Kozmik oda operasyonundan sonra yeniden organize edildiği, strateji ve kadroların revize edildiği tahmin ediliyor ki muhtemelen doğrudur.
Derin Devlet günlük hayata, siyasete direk müdahale etmez.
Savaş gibi olağan üstü haller dışında harekete geçmez.
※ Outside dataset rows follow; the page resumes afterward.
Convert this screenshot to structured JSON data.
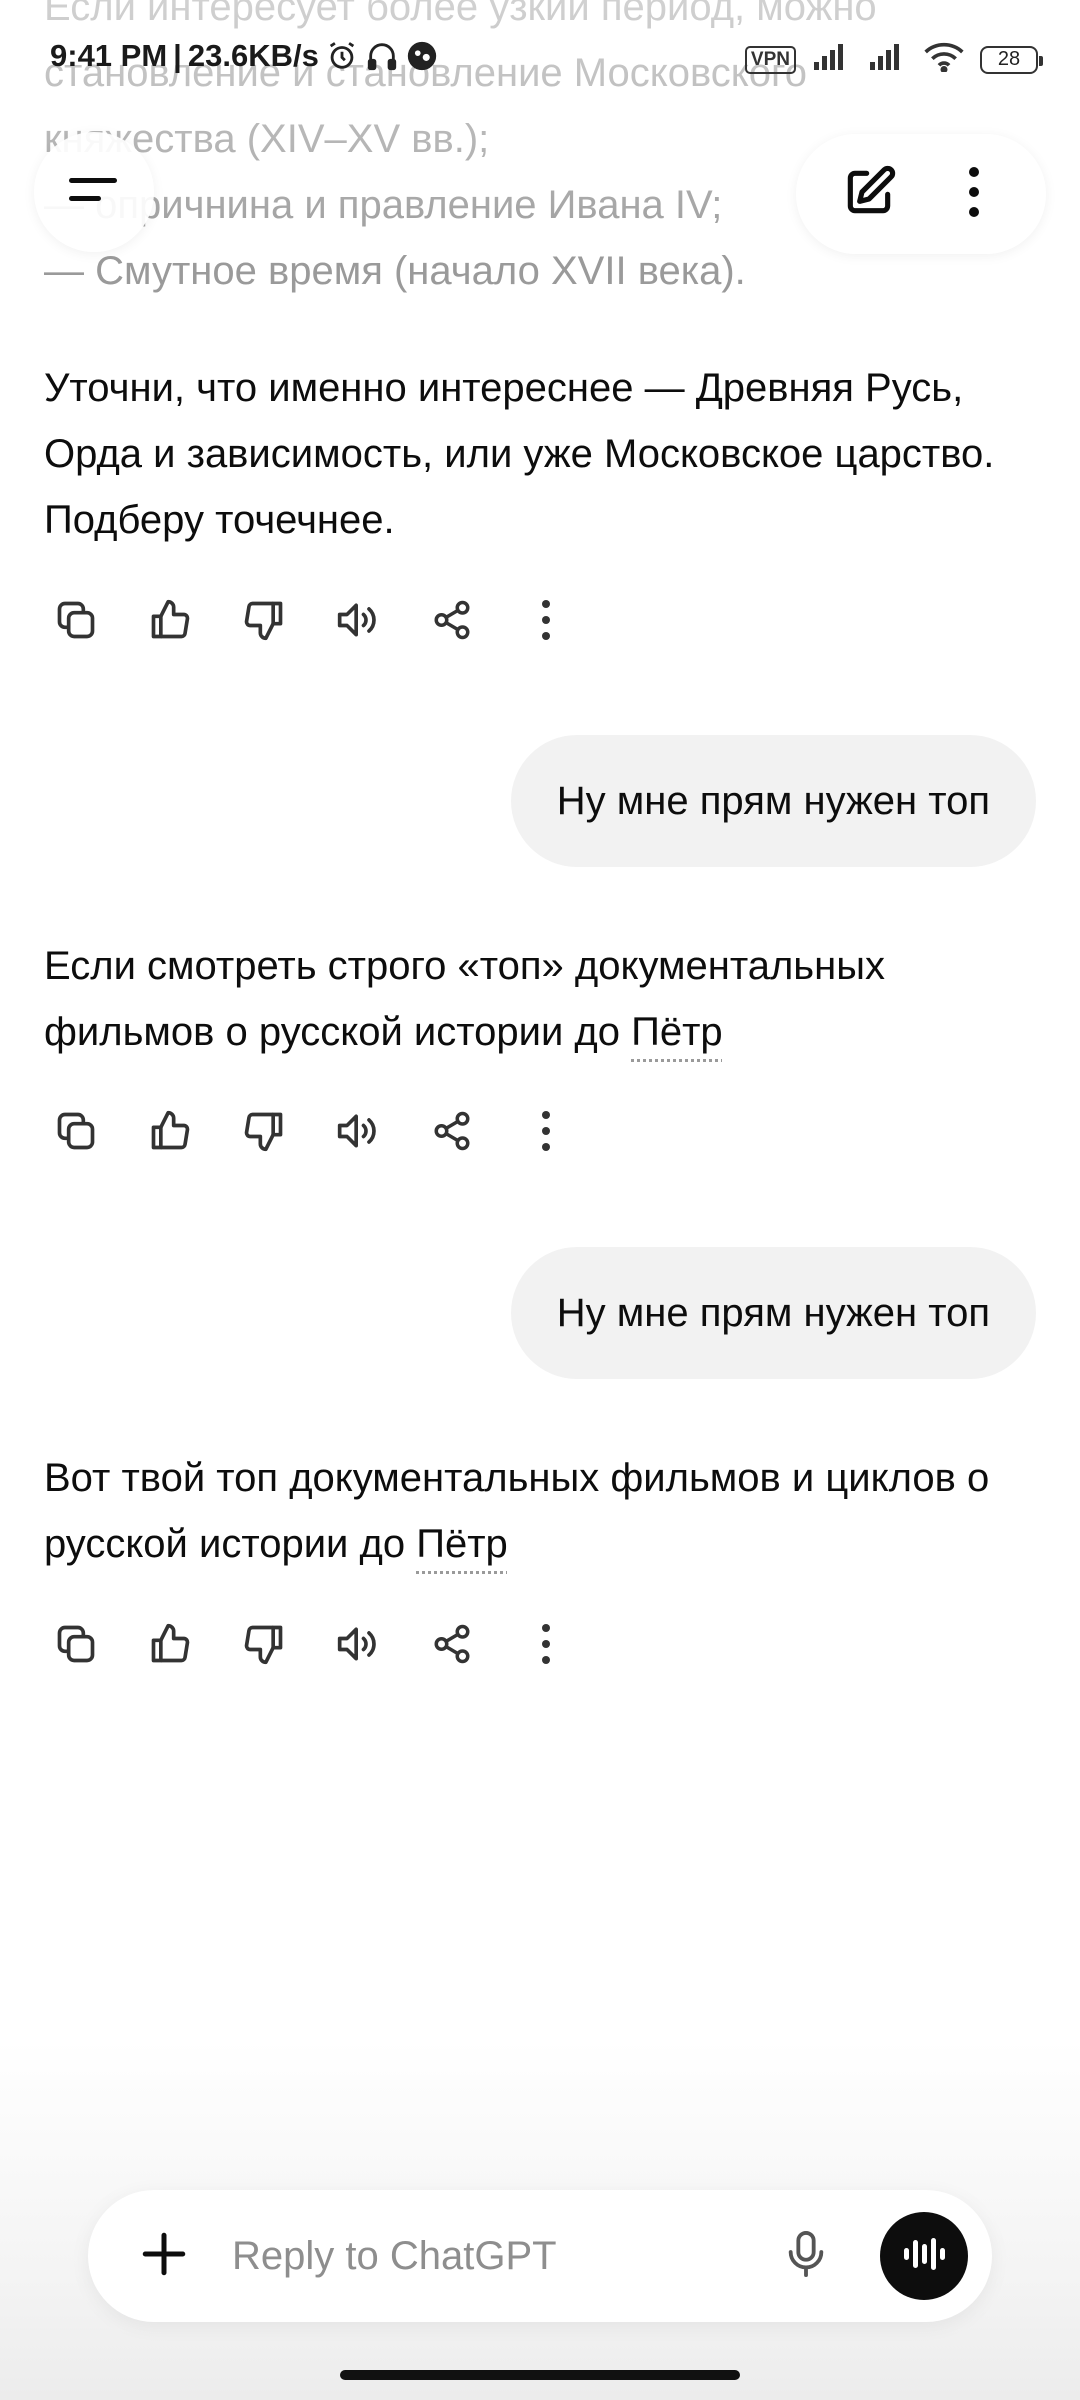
{
  "status_bar": {
    "time": "9:41 PM",
    "speed": "23.6KB/s",
    "vpn": "VPN",
    "battery": "28"
  },
  "faded_message": {
    "lines": [
      "Если интересует более узкий период, можно",
      "  становление и становление Московского",
      "княжества (XIV–XV вв.);",
      "— опричнина и правление Ивана IV;",
      "— Смутное время (начало XVII века)."
    ]
  },
  "messages": {
    "assistant_1": "Уточни, что именно интереснее — Древняя Русь, Орда и зависимость, или уже Московское царство. Подберу точечнее.",
    "user_1": "Ну мне прям нужен топ",
    "assistant_2_main": "Если смотреть строго «топ» документальных фильмов о русской истории до ",
    "assistant_2_link": "Пётр",
    "user_2": "Ну мне прям нужен топ",
    "assistant_3_main": "Вот твой топ документальных фильмов и циклов о русской истории до ",
    "assistant_3_link": "Пётр"
  },
  "actions": {
    "icons": [
      "copy-icon",
      "thumbs-up-icon",
      "thumbs-down-icon",
      "read-aloud-icon",
      "share-icon",
      "more-icon"
    ]
  },
  "composer": {
    "placeholder": "Reply to ChatGPT"
  }
}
Ancak siyasilerin gaflet veya ihanetleri eğer Devlet politikasında değişiklik yapmaya kadar giderse Derin Devlet müdahale eder.
Derin Devlet, Devletin bekası için ayrım yapmadan hem askeri hem sivil kuvvetleri kullanır.
Erdoğan 2012’de Derin Devlet’i bir virüse benzeterek “her yere sızmaları ve zamanı geldiğinde hareket etmeleri mümkündür” demişti.
“Virüs” kelimesi yerine Derin Devlet, milletin vücudundaki kılcal damarlar gibidir benzetmesini ben daha uygun bulurum.
Ancak, Her yere sızmak değil her yerde bulunmak Derin Devletin görevidir.
17-25 Aralık operasyonlarının ardından “Operasyonu kim yaptı?” yazımda, Operasyonun bizzat Devlet tarafından yapıldığı fikrini savunmuştum.
Siyasal İslamcılar ile Marksistlerin Türk düşmanlığı ortak paydasında buluştuğu gerçeğinden hareket ederek, birlikte Paralel Devlet adı altında cadı avına çıkmalarının altındaki gerçek amaç, Derin Devlet avcılığıdır.
Dışarıdan ve içeriden 30 yıldır dayatılan Kürdistan eğer hayata geçmemişse bu Derin Devletin başarısıdır.
Kurtuluş savaşı şartlarını yaşadığımız bu günlerde, Derin Devlet’in “çözüm süreci dâhil” her operasyonda karşı bir operasyonu vardır. Bu bazen operasyonun içinde olarak bazen de karşısında olarak gerçekleşir.
Cemaate mal edilen operasyonlar bunun en bariz örneğidir.
Başarı kesin ve kolay değildir ama bu mücadele süreklidir.
Amaç Devletin devamlılığını sağlamaktır.
Derin Devlet Türk Milletinin binlerce yıllık tarih süzgecinden geçerek gelen ortak akıl ve milli koruma refleksidir.
Derin Devlet, bazen “Teşkilat-ı Mahsusa, bazen “Türk Mukavemet Teşkilatı”, bazen Enver Paşa, Bazen de Atatürk olabilir.
Derin Devlet çok derinlerde değil, içimizdedir.